En Grèce, les dysfonctionnements du Parlement sous surveillance
Documents fiscaux incompréhensibles. Sexisme. Procédures obscures: les critiques pleuvent sur le Parlement grec dont les dysfonctionnements ont accentué la défiance des Grecs à l'endroit de leurs responsables politiques.
Deux anciens premiers ministres ont récemment exprimé leurs inquiétudes. L'ancien chef de gouvernement de la gauche radicale (2015-2019), Alexis Tsipras, a ainsi assuré que la classe politique était une "partie du problème" en Grèce plutôt que de la solution.
"La confiance et la participation des citoyens sont le fondement de la démocratie. Sans elles, aucune démocratie ne peut tenir", a également déclaré le conservateur Kostas Karamanlis.
En Grèce, où le clientélisme et le népotisme sont souvent dénoncés, seuls 17% des gens font confiance au Parlement, pourtant surnommé "temple de la démocratie", selon un sondage réalisé en mars.
Depuis plus d'une décennie, un organisme indépendant citoyen, Vouliwatch, scrute les dysfonctionnements de l'assemblée législative connue pour ses joutes verbales, invectives et autres querelles entre élus.
- 4,5 millions de visiteurs -
Le site internet, qui tire son nom de "Vouli", le Parlement en grec, dissèque les projets de lois discutés par les 300 députés de l'assemblée monocamérale.
Il suit aussi les débats en commission et sert de plateforme pour des questions de citoyens avec pour devise sur sa page d'accueil: "Nous renforçons la démocratie".
Plus de 4,5 millions de visiteurs, environ la moitié de la population, l'ont consulté au moins une fois, affirme à l'AFP Stefanos Loukopoulos, directeur et cofondateur de l'organisation qui a vu le jour en 2014, en pleine crise financière et politique.
"Les gens avaient alors le sentiment que leur voix n’était pas entendue, qu'ils manquaient de représentation", un sentiment qui persiste, souligne ce politologue de 42 ans.
"Cela a entraîné une délégitimation des institutions démocratiques centrales", ajoute-t-il.
Avec une équipe restreinte de sept personnes, dont des juristes et un reporter, ce site à but non lucratif a été salué pour son travail visant à rendre les activités quotidiennes du Parlement plus compréhensibles.
Vouliwatch est "un outil véritablement précieux pour une démocratie parlementaire moderne et libérale", assure Andreas Pottakis, le Défenseur des droits du citoyen.

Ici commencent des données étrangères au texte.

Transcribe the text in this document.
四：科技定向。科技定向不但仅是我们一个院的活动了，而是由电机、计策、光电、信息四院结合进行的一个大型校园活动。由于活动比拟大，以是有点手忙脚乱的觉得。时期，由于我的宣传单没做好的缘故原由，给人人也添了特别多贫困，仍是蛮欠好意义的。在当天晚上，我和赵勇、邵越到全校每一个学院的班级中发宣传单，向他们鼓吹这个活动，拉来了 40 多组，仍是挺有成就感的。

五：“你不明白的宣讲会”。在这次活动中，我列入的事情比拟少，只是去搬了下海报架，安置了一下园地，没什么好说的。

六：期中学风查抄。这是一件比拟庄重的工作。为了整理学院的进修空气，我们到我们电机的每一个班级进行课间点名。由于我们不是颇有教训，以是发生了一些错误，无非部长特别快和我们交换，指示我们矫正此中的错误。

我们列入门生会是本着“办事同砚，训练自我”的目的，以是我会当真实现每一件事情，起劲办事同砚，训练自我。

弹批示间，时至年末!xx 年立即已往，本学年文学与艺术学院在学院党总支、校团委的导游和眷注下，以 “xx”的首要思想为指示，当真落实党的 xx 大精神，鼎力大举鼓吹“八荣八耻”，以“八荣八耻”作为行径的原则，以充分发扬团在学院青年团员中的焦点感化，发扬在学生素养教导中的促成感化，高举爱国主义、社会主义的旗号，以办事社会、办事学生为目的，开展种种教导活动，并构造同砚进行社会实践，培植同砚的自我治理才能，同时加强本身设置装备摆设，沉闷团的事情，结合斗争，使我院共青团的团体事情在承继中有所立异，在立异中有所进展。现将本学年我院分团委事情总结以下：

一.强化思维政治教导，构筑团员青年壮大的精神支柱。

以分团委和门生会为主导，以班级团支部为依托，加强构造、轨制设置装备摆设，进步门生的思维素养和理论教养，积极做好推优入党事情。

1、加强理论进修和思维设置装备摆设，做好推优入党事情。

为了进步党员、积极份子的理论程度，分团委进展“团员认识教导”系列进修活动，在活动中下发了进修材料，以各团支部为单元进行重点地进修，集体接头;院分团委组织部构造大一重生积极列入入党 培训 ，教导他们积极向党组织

- Déclarations de patrimoine -
L'équipe s'est fait connaître en 2015 lorsqu'elle a publié les déclarations de patrimoine des députés.
Jusqu'ici, les déclarations fiscales étaient publiées sous forme de documents manuscrits mal scannés, avec des taches, des flèches et des notes illisibles, rendant difficile leur analyse.
La classe politique grecque "n’est pas la plus favorable à la transparence", analyse Stéfanos Loukopoulos, rappelant que le pays est dominé depuis plus d'un demi siècle par de grandes familles politiques, comme celle de l'actuel Premier ministre Kyriakos Mitsotakis, ce qui entretient "le népotisme et le clientélisme".
Et bien que les législateurs tentent de suivre les directives européennes, notamment en matière de transparence, ils n’y mettent pas vraiment de cœur, selon M. Loukopoulos.
"Ils votent les lois car ils sont obligés" sans vraiment veiller à leur application, ajoute-t-il.
En 2019, le site a poursuivi le Parlement pour obtenir l’accès à des documents révélant que le parti conservateur Nouvelle Démocratie de M. Mitsotakis avait dépensé près d’un million d’euros de subventions publiques destinées à la recherche pour rembourser ses dettes en 2016 et 2017.
La commission parlementaire compétente n’a pas sanctionné le parti.
Gerasimos Livitsanos, journaliste spécialisé dans les affaires parlementaires et aujourd’hui contributeur de Vouliwatch, est convaincu que la situation va "de mal en pis".
"Les projets de loi qui devraient être débattus pendant deux semaines sont souvent bouclés en seulement deux jours", relève ce journaliste qui travaille également pour Vouliwatch.
Il déplore également le sexisme qui règne dans l'hémicycle, où moins d'un quart des élus sont des femmes malgré la parité obligatoire sur les listes électorales.
En mars, un député conservateur s'en était pris à la dirigeante d'un petit parti de gauche: "Allez donc faire un enfant", lui avait-il lancé lors d'un débat houleux.